Evergrande se derrumba y hunde mercados

Espantan los temores de contagio

Un hombre pasa frente a la publicidad de un desarrollo inmobiliario de Evergrande en Hong Kong (foto: EPA)
18:23, 20 sepNUEVA YORKRedacción ANSA

(ANSA) - NUEVA YORK 20 SEPT - Evergrande se derrumba, y las plazas financieras mundiales temen un Lehman Brothers chino, capaz de hundir el sistema financiero global.
    Lo que pone nerviosos a los mercados, y alimenta una ola de ventas generalizada, es también la esperada reunión de la Fed, el banco central norteamericano, que el miércoles podría anunciar los plazos del retiro de los estímulos a la economía puestos en marcha para paliar la pandemia.
    Y tampoco facilita los intercambios el llamado de la secretaria del Tesoro estadounidense, Janet Yellen, para aumentar de inmediato el techo de la deuda: no hacerlo -advirtió- significaría resbalar a una nueva crisis y la recesión.
    El desarrollador inmobiliario más endeudado del mundo cerró con una baja del 10,24% en Hong Kong, el mínimo desde mayo de 2010, confirmándose bajo creciente presión en vista también de los vencimientos del jueves, para cuando se prevé el pago de intereses de los bonos offshore.
    Un pago que, con mucha probabilidad, no se hará, desencadenando -como se teme ampliamente- un efecto dominó.
    El hundimiento de Evergrande en Bolsa lleva con fuerza a la palestra los temores de los inversores por el mercado inmobiliario chino y el miedo a que Pekín pueda extender sus políticas sobre la casa -un bien para vivir, no para la especulación- también a Hong Kong.

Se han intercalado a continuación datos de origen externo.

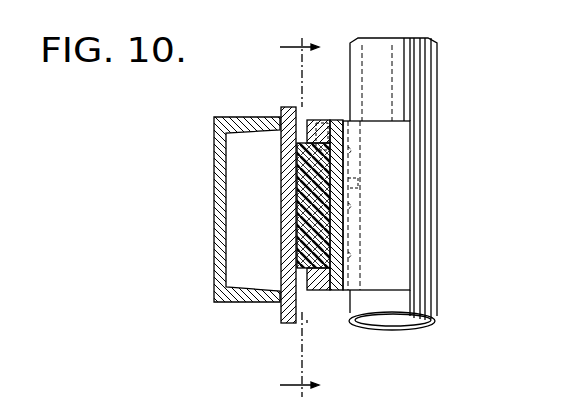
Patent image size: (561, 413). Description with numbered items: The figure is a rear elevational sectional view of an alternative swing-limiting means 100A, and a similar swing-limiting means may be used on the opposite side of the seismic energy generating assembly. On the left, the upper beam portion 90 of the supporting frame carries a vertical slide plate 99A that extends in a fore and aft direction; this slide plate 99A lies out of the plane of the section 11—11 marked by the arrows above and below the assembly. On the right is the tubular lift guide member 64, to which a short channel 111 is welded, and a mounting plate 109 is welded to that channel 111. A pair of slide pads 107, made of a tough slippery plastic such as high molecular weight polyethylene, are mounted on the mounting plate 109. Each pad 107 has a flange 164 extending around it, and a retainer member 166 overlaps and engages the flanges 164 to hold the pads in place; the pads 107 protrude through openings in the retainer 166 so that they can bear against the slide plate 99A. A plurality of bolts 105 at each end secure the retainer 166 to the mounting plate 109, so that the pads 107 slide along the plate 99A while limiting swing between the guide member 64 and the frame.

    Temores que hacen hundirse a todas las plazas financieras.
    Las Bolsas europeas cierran todas en rojo, y lo mismo Wall Street, que deja atrás su peor sesión desde mayo, confirmando la cautela de los inversores en el mes de septiembre.

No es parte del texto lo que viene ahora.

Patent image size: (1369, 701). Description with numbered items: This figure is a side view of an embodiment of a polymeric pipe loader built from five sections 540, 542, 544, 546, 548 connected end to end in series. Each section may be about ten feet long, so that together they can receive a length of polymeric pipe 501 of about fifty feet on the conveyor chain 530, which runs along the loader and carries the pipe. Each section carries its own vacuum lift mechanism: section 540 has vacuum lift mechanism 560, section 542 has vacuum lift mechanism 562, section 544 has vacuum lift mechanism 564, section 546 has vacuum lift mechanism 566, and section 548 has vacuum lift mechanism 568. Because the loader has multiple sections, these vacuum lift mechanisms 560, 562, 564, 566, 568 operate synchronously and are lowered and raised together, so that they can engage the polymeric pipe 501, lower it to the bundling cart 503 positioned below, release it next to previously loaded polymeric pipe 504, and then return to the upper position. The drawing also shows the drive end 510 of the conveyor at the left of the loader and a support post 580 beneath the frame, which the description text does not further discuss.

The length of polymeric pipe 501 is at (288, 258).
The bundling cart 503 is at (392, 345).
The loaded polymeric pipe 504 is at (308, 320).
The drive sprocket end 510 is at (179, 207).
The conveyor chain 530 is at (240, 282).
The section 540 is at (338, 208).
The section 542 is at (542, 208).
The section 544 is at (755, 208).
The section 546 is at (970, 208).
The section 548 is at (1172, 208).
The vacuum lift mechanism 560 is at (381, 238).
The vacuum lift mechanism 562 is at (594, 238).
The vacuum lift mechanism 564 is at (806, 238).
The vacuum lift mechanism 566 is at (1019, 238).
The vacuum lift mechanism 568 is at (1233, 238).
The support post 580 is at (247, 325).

    Tras un verano de récord, efectivamente, Wall Street desaceleró su carrera, con los inversores preocupados por un posible otoño boreal volátil, debido asimismo al Covid, que no afloja y amenaza el crecimiento.
    El índice Vix, a menudo llamado "el termómetro del miedo", creció 24% al méximo desde hace más de cuatro meses. Es duro también para el Bitcoin, que cede más del 10%.
    Y no se salva tampoco el petróleo, con las cotizaciones en baja casi el 2%.
    "Los inversores se están reposicionando en espera del probable default del desarrollador chino Evergrande en los próximos días, y de las implicaciones más amplias que esto podría tener en el mercado", afirmaron algunos analistas.
    Aunque apuntan el dedo contra Evergrande, y observan que el temor es solo la punta del iceberg de la burbuja inmobiliaria china, otros consideran que la elevada volatilidad del "lunes negro" en las Bolsas es normal tras un largo período de tranquilidad y frente a valuaciones de títulos muy elevadas.
    El reposicionamiento en los mercados precede al anuncio previsto el miércoles de la Fed sobre la reducción de la compra de activos, con el sucesivo inicio del "tapering" (disminución gradual de las medidas extraordinarias de política monetaria expansiva) desde noviembre.
    La decisión del banco central estadounidense llega en un período de incertidumbre, sobre todo politica, con el Congreso dividido sobre el presupuesto de 3,5 billones de dólares de Joe Biden, sobre el plan de infraestructuras de la Casa Blanca y el futuro de la Fed.
    Biden, efectivamente, aún no disolvió las reservas sobre quién será el próximo presidente, ni sobre la posibilidad de que Powell sea reconfirmado por otros cuatro años, como pide la mayoría bipartidaria.
    Para el presidente, efectivamente, hay que resolver el nodo de los demócratas progresistas que piden un cambio en la cúpula del banco central, privilegiando a una mujer o una minoría, pero sobre todo a alguien más atento al clima respecto del presidente actual.
    Además, entre las incógnitas que agitan a los inversores está el encendido enfrentamiento sobre el aumento del techo de la deuda.
    En el mes de octubre, advirtió Yellen, Estados Unidos no tendrá más fondos a disposición para hacer frente a sus obligaciones de pago, y sin un aumento el riesgo es el default, con consecuencias mundiales.
    "Un default podría salpicar a las tasas de interés, causar un derrumbe de los mercados financieros. Nuestra recuperación económica se transformaría en recesión, con millones de puestos de trabajo perdidos", advirtió la secretaria del Tesoro estadounidense.
    Una advertencia que hace temblar y aumenta el fantasma de una incertidumbre creciente, la verdadera enemiga de los mercados. (ANSA).